Saran psikolog jika tuntutan pekerjaan timbulkan stres
Pekerja industri nikel mengendarai sepeda motor usai bekerja di kawasan PT IMIP di Kecamatan Bahodopi, Kabupaten Morowali, Sulawesi Tengah, Rabu (3/1/2024) (ANTARA FOTO/Mohamad Hamzah)
Psikolog klinis dewasa lulusan Universitas Indonesia Teresa Indira Andani MPsi Psikolog mengatakan pekerja garda terdepan seperti awak media, tenaga kesehatan dan keamanan rentan memiliki risiko stres yang lebih tinggi. Terlebih di situasi yang tidak menentu, paparan informasi, tuntutan pekerjaan dan situasi di lapangan yang penuh tekanan bisa menguras energi dan mental.
Untuk meredakan timbulnya stres yang di akibatkan karena tuntutan pekerjaan, Teresa memberikan beberapa hal yang bisa membantu, salah satunya menjaga rutinitas kecil yang menyenangkan.
“Misalnya mencoba mengupayakan tidur berkualitas, tetap makan teratur, atau aktivitas fisik ringan, meski situasi sedang tidak ideal” kata Teresa kepada ANTARA, Senin.
Ia juga menyarankan untuk memiliki ruang aman, yang mana para pekerja yang rentan terpapar kondisi tidak kondusif di lapangan bisa mengekspresikan emosi tanpa dihakimi.
Cara ini bisa melibatkan rekan kerja, bercerita dengan keluarga terdekat atau melibatkan tenaga profesional. Selain itu, dukungan dari institusi tempat bekerja juga menyediakan dukungan supervisi yang sehat untuk menjaga kesejahteraan pekerjanya.
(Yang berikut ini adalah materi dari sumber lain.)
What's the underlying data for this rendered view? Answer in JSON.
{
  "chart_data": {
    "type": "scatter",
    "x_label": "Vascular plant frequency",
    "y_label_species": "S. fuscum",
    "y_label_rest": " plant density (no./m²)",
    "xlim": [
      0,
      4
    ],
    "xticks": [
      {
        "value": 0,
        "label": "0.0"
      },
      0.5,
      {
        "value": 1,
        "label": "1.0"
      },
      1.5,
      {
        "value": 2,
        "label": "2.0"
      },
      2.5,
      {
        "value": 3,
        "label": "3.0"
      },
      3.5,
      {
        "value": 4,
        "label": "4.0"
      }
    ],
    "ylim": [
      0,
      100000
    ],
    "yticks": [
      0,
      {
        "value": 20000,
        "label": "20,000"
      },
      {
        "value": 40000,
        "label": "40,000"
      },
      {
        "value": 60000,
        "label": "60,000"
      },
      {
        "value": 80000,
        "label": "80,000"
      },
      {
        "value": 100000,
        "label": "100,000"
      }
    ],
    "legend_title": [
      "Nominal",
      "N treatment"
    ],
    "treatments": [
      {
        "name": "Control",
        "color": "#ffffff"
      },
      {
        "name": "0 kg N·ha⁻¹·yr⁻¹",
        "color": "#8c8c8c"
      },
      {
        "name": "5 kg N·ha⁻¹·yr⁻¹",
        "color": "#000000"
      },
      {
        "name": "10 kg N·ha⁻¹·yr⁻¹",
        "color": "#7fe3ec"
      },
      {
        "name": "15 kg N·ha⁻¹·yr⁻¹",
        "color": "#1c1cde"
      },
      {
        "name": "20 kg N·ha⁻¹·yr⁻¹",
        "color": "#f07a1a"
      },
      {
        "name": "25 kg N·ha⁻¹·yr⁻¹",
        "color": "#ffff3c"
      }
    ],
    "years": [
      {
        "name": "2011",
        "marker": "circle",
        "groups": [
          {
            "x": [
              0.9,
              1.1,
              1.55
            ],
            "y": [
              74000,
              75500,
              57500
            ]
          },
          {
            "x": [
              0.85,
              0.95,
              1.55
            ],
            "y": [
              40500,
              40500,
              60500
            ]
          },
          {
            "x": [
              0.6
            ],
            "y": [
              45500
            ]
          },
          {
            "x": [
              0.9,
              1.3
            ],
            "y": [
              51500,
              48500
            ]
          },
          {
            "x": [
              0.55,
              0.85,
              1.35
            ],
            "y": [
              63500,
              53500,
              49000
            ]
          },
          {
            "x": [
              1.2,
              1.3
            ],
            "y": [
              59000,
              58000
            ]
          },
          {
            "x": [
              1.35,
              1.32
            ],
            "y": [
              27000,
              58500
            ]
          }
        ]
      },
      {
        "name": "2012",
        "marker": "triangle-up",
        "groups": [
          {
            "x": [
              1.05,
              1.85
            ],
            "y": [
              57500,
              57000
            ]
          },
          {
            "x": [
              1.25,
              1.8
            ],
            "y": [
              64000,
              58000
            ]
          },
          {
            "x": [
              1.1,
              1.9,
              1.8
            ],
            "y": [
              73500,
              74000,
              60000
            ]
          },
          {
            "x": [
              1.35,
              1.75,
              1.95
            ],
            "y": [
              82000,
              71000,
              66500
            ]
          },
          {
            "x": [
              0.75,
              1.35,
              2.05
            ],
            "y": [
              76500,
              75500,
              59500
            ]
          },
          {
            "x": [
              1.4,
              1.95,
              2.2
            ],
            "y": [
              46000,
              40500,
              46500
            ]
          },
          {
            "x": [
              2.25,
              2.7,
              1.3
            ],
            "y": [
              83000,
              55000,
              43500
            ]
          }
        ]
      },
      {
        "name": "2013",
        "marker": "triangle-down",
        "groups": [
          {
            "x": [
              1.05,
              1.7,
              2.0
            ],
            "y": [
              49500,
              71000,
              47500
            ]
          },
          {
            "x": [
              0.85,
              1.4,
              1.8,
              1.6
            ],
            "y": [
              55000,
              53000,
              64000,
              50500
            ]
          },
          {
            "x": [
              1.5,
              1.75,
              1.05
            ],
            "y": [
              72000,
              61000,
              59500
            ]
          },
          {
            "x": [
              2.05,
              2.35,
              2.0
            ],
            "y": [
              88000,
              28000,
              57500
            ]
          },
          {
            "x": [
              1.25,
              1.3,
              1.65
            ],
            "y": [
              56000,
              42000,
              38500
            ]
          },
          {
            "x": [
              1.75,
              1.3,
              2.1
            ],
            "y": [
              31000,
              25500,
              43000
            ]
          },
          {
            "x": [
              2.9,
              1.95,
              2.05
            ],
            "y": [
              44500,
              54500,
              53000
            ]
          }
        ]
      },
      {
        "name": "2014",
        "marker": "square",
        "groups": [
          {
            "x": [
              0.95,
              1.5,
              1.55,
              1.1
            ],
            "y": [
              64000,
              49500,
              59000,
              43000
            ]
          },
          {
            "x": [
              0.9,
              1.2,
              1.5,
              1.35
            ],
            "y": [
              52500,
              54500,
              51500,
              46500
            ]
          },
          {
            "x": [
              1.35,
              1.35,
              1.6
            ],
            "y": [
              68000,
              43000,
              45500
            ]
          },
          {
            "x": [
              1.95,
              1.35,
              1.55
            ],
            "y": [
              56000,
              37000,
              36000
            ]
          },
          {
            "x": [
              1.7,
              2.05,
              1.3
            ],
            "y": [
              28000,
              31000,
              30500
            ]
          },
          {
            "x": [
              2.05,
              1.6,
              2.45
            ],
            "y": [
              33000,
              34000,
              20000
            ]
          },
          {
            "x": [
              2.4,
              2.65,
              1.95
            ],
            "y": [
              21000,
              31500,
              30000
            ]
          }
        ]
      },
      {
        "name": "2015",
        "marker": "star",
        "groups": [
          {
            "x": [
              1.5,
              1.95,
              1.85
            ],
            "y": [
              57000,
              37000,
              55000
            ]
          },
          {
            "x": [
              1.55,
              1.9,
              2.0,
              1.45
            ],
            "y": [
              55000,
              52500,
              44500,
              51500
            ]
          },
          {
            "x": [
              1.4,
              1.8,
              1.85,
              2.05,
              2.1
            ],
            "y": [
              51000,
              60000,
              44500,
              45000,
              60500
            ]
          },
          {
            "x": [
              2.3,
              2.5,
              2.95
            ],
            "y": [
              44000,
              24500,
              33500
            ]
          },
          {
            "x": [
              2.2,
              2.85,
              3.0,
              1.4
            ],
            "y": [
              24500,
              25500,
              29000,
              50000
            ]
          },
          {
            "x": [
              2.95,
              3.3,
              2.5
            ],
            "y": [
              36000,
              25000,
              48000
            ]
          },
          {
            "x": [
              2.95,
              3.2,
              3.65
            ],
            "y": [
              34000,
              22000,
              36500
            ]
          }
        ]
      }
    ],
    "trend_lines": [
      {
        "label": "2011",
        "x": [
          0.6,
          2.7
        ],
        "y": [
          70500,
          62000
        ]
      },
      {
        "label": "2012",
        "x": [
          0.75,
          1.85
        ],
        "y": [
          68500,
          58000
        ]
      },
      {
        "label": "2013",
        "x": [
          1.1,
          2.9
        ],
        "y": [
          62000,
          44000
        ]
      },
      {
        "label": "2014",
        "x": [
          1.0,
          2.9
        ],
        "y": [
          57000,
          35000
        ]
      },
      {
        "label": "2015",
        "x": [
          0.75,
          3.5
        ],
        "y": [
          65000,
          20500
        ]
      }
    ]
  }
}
“Institusi tempat mereka bekerja sebaiknya juga menyediakan dukungan, seperti supervisi yang sehat, lewat aturan jam kerja yang wajar, kesempatan istirahat sejenak saat tugas, atau kebijakan cuti istirahat bila diperlukan."
Teresa mengatakan lingkungan kerja dan sistem pendukung yang kuat akan sangat menentukan tingkat kecemasan atau stres yang dialami. Selain itu, emosi yang tertahan lama kelamaan akan meluap dan berdampak kepada sekitarnya sehingga memang perlu disalurkan dengan cara yang sehat meski di tengah tekanan.
Cara lain yang bisa dilakukan dengan rehat sejenak dari pekerjaan atau mengatur jeda waktu mengakses media sosial tempat di mana terlalu banyak informasi berita tidak nyaman.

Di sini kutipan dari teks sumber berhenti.